未来ーサキーの見えない明日までも。
「もう中学三年生だってよ。俺ももう38だぞ」


 八年前、誰にも病名を明かす事なく手紙だけを遺し突然逝った妻・花音(カノン)。

 最期まで家族全員の事を想って逝った。


 忙しさにかまけ、花音の病気にも気づかずに一人で抱え込ませ、何も出来なかった。何もしてやれなかった。傍にいてやる事すらも。

 今でもそれが悔やまれる。


「花音。俺達にとって特別だった中3を、サヤと奏多が今日迎える。不思議な感じだな」


 笑いながら、ぬるくなった珈琲を啜る。


 花音が亡くなってからというもの、仕事──ピアノの没頭し、子ども達に寂しい思いをさせた。しかし、彼女らは文句一つ言わずに祥多を支えた。

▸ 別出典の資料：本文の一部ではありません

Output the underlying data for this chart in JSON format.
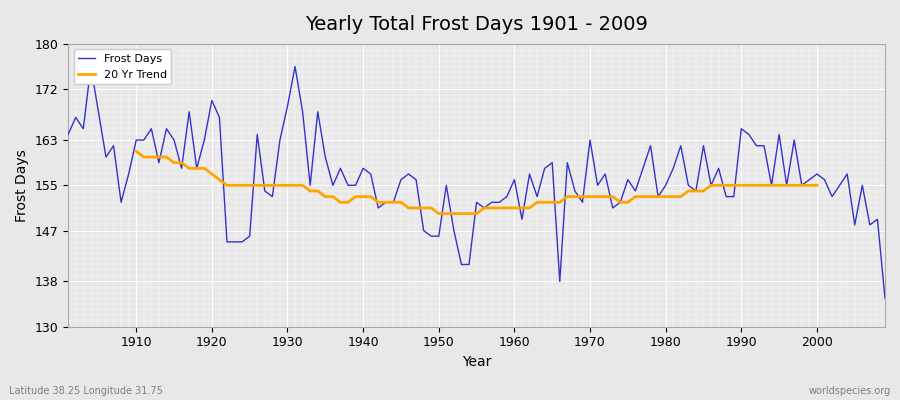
{
  "title": "Yearly Total Frost Days 1901 - 2009",
  "xlabel": "Year",
  "ylabel": "Frost Days",
  "lat_lon_label": "Latitude 38.25 Longitude 31.75",
  "watermark": "worldspecies.org",
  "line_color": "#3333cc",
  "trend_color": "#ffa500",
  "bg_color": "#e8e8e8",
  "plot_bg_color": "#e8e8e8",
  "ylim": [
    130,
    180
  ],
  "yticks": [
    130,
    138,
    147,
    155,
    163,
    172,
    180
  ],
  "years": [
    1901,
    1902,
    1903,
    1904,
    1905,
    1906,
    1907,
    1908,
    1909,
    1910,
    1911,
    1912,
    1913,
    1914,
    1915,
    1916,
    1917,
    1918,
    1919,
    1920,
    1921,
    1922,
    1923,
    1924,
    1925,
    1926,
    1927,
    1928,
    1929,
    1930,
    1931,
    1932,
    1933,
    1934,
    1935,
    1936,
    1937,
    1938,
    1939,
    1940,
    1941,
    1942,
    1943,
    1944,
    1945,
    1946,
    1947,
    1948,
    1949,
    1950,
    1951,
    1952,
    1953,
    1954,
    1955,
    1956,
    1957,
    1958,
    1959,
    1960,
    1961,
    1962,
    1963,
    1964,
    1965,
    1966,
    1967,
    1968,
    1969,
    1970,
    1971,
    1972,
    1973,
    1974,
    1975,
    1976,
    1977,
    1978,
    1979,
    1980,
    1981,
    1982,
    1983,
    1984,
    1985,
    1986,
    1987,
    1988,
    1989,
    1990,
    1991,
    1992,
    1993,
    1994,
    1995,
    1996,
    1997,
    1998,
    1999,
    2000,
    2001,
    2002,
    2003,
    2004,
    2005,
    2006,
    2007,
    2008,
    2009
  ],
  "frost_days": [
    164,
    167,
    165,
    176,
    168,
    160,
    162,
    152,
    157,
    163,
    163,
    165,
    159,
    165,
    163,
    158,
    168,
    158,
    163,
    170,
    167,
    145,
    145,
    145,
    146,
    164,
    154,
    153,
    163,
    169,
    176,
    168,
    155,
    168,
    160,
    155,
    158,
    155,
    155,
    158,
    157,
    151,
    152,
    152,
    156,
    157,
    156,
    147,
    146,
    146,
    155,
    147,
    141,
    141,
    152,
    151,
    152,
    152,
    153,
    156,
    149,
    157,
    153,
    158,
    159,
    138,
    159,
    154,
    152,
    163,
    155,
    157,
    151,
    152,
    156,
    154,
    158,
    162,
    153,
    155,
    158,
    162,
    155,
    154,
    162,
    155,
    158,
    153,
    153,
    165,
    164,
    162,
    162,
    155,
    164,
    155,
    163,
    155,
    156,
    157,
    156,
    153,
    155,
    157,
    148,
    155,
    148,
    149,
    135
  ],
  "trend_years": [
    1910,
    1911,
    1912,
    1913,
    1914,
    1915,
    1916,
    1917,
    1918,
    1919,
    1920,
    1921,
    1922,
    1923,
    1924,
    1925,
    1926,
    1927,
    1928,
    1929,
    1930,
    1931,
    1932,
    1933,
    1934,
    1935,
    1936,
    1937,
    1938,
    1939,
    1940,
    1941,
    1942,
    1943,
    1944,
    1945,
    1946,
    1947,
    1948,
    1949,
    1950,
    1951,
    1952,
    1953,
    1954,
    1955,
    1956,
    1957,
    1958,
    1959,
    1960,
    1961,
    1962,
    1963,
    1964,
    1965,
    1966,
    1967,
    1968,
    1969,
    1970,
    1971,
    1972,
    1973,
    1974,
    1975,
    1976,
    1977,
    1978,
    1979,
    1980,
    1981,
    1982,
    1983,
    1984,
    1985,
    1986,
    1987,
    1988,
    1989,
    1990,
    1991,
    1992,
    1993,
    1994,
    1995,
    1996,
    1997,
    1998,
    1999,
    2000
  ],
  "trend_values": [
    161,
    160,
    160,
    160,
    160,
    159,
    159,
    158,
    158,
    158,
    157,
    156,
    155,
    155,
    155,
    155,
    155,
    155,
    155,
    155,
    155,
    155,
    155,
    154,
    154,
    153,
    153,
    152,
    152,
    153,
    153,
    153,
    152,
    152,
    152,
    152,
    151,
    151,
    151,
    151,
    150,
    150,
    150,
    150,
    150,
    150,
    151,
    151,
    151,
    151,
    151,
    151,
    151,
    152,
    152,
    152,
    152,
    153,
    153,
    153,
    153,
    153,
    153,
    153,
    152,
    152,
    153,
    153,
    153,
    153,
    153,
    153,
    153,
    154,
    154,
    154,
    155,
    155,
    155,
    155,
    155,
    155,
    155,
    155,
    155,
    155,
    155,
    155,
    155,
    155,
    155
  ]
}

 僅か7歳の子どもが泣きたいのを必死に我慢し、家の事をこなしていった。そんな姿を見せられ、祥多は少しずつ立ち直らざるをえなかった。


 そうして、今がある。


「あの子達にとって良い一年になるといいな」


 祈りにも似た言葉を呟きながら、祥多は最後の一滴を飲み干した。















 ドアを開けると、すぐ傍に奏多が立っていた。無表情な彼は、祥花が出て来るなり歩き出す。


「待っててくれたの?」

「一分だけな」


 祥花は待ってくれていた奏多に嬉しそうに笑い、奏多に駆け寄る。肩を並べて歩き出す。


「並んで歩くな」


 そう言って更に早足になる奏多を慌てて追う祥花。


「いいじゃん、別に。身長気にしてんの?」

「祥花には関係ない」


 奏多はそれっきり黙ってしまった。祥花も黙り込む。


 二人は二卵性双生児だ。祥花が姉で、奏多が弟に当たる。

 双子であるにも関わらず、祥花と奏多には6センチの身長差がある。祥花が156センチで、奏多が150センチだ。

 女である祥花の方が高いというのは、男である奏多にとっていささか格好がつかない。


「怒んないでよ」

「怒ってない」

「ほんとに?」

「諄(くど)い」


 冷たくあしらう奏多。

 昔からこうだ。必要最低限の事しかしゃべらず、長々と話をする事がない。気づけばいつも一人で本を読んでいる。正に、一匹狼。